Roma, 31 agosto 2016 – Le linee guida dell’ESH (European Society Hypertension) si occupano della diagnosi, gestione e controllo dell’ipertensione arteriosa in un contesto ‘cronico’, quotidiano, di solito domiciliare, mentre minore attenzione è dedicata alla gestione acuta delle crisi ipertensive, che possono essere letali.
Dati epidemiologici (1) indicano che solo il 17,4% degli ipertesi raggiunge un adeguato controllo pressorio e la maggior parte dei pazienti che si rivolge al Pronto Soccorso con crisi ha mostrato uno scarso controllo della patologia nei mesi precedenti. L’ipertensione essenziale interessa il 20-30% degli adulti e le crisi ipertensive sono lo 0.5-1% di tutti gli accessi al PS.
I ricercatori del Dipartimento di Clinica Medica e Medicina interna e quello di Medicina di Emergenza del Policlinico San Matteo di Pavia hanno condotto un interessante studio: durante il 2014 hanno arruolato 457 pazienti afferiti al PS con una pressione sistolica iniziale di 170 mmHg e/o pressione diastolica di 110 mmHg. Le diagnosi di ‘crisi ipertensiva’ sono state l’1% del totale (n=48.054), di queste il 25% sono state identificate come EMERGENZE in quanto associate a danno d’organo e il 75% avevano carattere di URGENZE. Il rateo di mortalità è stato di un incoraggiante 0.87% e la presenza di ipertensione era nota al 67% dei pazienti, dato che suggerisce come invece il 33% dei soggetti ha ricevuto la diagnosi proprio in occasione della crisi. Le donne erano interessate nel 65% dei ricoveri di urgenza e nel 53% delle emergenze.

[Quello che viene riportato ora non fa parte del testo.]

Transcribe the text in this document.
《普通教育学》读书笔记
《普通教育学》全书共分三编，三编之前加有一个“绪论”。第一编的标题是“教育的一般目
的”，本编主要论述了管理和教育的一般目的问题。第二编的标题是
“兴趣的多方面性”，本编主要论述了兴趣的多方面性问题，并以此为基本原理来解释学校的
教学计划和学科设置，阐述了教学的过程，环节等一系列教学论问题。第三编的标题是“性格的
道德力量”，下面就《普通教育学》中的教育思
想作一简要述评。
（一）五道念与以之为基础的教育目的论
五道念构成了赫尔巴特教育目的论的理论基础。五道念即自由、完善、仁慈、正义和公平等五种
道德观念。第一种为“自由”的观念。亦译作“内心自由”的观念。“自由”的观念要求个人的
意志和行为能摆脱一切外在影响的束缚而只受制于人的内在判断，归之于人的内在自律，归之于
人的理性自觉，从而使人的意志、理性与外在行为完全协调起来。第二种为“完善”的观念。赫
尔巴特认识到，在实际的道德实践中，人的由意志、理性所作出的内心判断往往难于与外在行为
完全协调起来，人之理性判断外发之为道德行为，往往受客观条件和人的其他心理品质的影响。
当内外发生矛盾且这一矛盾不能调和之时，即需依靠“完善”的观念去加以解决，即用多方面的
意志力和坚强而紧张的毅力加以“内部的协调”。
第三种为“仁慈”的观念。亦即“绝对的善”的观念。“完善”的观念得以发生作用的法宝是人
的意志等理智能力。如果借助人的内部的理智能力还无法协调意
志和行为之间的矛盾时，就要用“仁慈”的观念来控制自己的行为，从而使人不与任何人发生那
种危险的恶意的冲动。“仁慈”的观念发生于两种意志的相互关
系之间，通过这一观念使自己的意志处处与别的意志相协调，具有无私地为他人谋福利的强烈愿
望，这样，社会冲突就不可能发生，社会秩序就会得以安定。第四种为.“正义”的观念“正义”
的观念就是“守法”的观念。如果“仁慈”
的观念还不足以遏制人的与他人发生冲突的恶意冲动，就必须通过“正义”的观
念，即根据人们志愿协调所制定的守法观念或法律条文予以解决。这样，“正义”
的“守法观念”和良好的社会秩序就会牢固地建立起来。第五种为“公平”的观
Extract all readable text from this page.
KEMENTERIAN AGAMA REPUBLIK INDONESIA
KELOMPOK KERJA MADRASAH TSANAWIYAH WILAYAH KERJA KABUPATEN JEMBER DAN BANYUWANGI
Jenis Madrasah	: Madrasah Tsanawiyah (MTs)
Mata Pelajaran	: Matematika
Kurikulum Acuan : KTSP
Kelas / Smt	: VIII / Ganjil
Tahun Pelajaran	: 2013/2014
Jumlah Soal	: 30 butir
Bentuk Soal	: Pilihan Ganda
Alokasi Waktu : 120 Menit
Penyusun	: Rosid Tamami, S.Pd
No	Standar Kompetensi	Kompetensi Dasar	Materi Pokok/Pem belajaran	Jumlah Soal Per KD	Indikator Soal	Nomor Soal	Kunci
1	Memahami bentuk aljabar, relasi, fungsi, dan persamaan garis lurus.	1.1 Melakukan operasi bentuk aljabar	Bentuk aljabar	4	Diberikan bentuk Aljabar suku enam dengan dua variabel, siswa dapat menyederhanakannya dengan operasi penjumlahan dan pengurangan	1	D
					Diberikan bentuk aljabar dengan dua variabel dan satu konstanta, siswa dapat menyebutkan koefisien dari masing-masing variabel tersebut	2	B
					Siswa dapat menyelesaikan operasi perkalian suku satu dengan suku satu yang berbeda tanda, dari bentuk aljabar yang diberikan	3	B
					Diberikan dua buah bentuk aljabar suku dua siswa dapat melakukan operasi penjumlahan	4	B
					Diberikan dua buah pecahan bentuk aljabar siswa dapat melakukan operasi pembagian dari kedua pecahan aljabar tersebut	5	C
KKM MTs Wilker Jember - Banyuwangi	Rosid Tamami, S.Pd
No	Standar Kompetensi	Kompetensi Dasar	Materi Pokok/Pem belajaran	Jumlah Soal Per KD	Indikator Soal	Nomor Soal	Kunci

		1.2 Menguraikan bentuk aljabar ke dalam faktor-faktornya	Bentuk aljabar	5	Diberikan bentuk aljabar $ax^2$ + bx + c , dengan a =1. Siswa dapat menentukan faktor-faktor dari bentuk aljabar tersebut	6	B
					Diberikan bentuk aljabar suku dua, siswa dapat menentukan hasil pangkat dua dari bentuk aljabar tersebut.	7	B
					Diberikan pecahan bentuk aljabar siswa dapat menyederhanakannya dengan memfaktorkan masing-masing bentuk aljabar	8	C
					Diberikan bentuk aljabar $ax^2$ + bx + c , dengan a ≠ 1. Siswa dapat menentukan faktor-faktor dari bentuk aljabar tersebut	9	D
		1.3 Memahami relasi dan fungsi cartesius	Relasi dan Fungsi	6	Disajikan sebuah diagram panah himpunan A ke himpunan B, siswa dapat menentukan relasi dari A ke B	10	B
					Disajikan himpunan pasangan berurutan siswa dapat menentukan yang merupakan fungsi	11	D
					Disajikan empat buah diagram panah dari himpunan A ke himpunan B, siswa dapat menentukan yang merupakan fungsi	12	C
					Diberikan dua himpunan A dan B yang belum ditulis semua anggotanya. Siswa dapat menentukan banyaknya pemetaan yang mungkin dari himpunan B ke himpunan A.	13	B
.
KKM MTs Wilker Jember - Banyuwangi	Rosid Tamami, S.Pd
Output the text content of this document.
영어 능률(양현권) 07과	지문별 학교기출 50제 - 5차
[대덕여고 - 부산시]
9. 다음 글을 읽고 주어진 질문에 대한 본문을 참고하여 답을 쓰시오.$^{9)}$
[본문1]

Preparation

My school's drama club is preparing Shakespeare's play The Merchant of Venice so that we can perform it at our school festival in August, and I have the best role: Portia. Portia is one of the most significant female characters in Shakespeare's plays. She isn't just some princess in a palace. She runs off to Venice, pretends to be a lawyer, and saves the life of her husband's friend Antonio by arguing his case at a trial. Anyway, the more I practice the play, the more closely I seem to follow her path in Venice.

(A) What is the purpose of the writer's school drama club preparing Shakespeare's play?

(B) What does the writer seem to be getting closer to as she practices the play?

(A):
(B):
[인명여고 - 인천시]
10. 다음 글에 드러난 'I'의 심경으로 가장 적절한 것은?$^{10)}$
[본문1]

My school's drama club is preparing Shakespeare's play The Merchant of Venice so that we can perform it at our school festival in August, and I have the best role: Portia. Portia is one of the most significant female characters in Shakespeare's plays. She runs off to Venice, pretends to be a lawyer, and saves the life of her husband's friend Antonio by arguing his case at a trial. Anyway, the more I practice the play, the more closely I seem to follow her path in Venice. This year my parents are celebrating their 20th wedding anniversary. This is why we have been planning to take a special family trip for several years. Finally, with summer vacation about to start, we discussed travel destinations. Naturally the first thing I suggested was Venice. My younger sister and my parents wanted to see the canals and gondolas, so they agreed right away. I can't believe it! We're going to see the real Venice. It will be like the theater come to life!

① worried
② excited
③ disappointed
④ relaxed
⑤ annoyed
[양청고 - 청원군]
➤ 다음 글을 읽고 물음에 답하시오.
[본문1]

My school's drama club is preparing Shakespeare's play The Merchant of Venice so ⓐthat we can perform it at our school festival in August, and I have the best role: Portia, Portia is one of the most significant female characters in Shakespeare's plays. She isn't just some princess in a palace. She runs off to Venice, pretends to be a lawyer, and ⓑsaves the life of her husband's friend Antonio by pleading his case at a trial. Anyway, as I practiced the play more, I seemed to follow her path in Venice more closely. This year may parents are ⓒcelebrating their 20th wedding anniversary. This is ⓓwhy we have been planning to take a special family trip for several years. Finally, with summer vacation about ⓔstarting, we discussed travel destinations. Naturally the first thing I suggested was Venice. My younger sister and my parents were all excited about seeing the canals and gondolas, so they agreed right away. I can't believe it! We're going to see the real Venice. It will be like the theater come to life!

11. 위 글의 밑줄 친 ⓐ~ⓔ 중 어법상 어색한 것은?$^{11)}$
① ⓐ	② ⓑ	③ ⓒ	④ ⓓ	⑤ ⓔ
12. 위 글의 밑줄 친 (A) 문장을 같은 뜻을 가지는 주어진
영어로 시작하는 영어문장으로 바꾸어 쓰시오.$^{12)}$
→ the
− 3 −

Il trattamento d’urgenza era mirato alla riduzione tempestiva dei valori pressori e prevedeva nei casi più gravi la somministrazione di una combinazione tra diuretici, nitrati, labetalolo e urapidil. Nei casi considerati ‘urgenti’ invece, erano più spesso prescritti clonidina (nel 44,3% dei casi) e diazepam, una benzodiazepina, nel 36,3%. Nonostante il diazepam sia un farmaco ansiolitico, nel ‘mondo reale’ è diffusamente utilizzato per trattare le crisi ipertensive con risultati analoghi nella riduzione pressoria e un minor utilizzo di farmaci (0.7 vs 1.2). Durante il follow up di 11 mesi, il 13,8% dei soggetti ha avuto un secondo accesso di emergenza al PS senza differenze tra i due gruppi.
Come sottolinea Franco Romeo, direttore Cardiologia Policlinico Tor Vergata di Roma, “si tratta di un utilizzo in real life che dovrà essere approfondito da ricerche ulteriori. La crisi ipertensiva può essere l’effetto di una pressione non controllata o avere come cause malattie renali, endocrinologiche, uso di droghe o gravidanza. Se la pressione si alza troppo i vari organi possono esserne danneggiati come il cervello, i vasi o la sopravvivenza del feto in gravidanza”.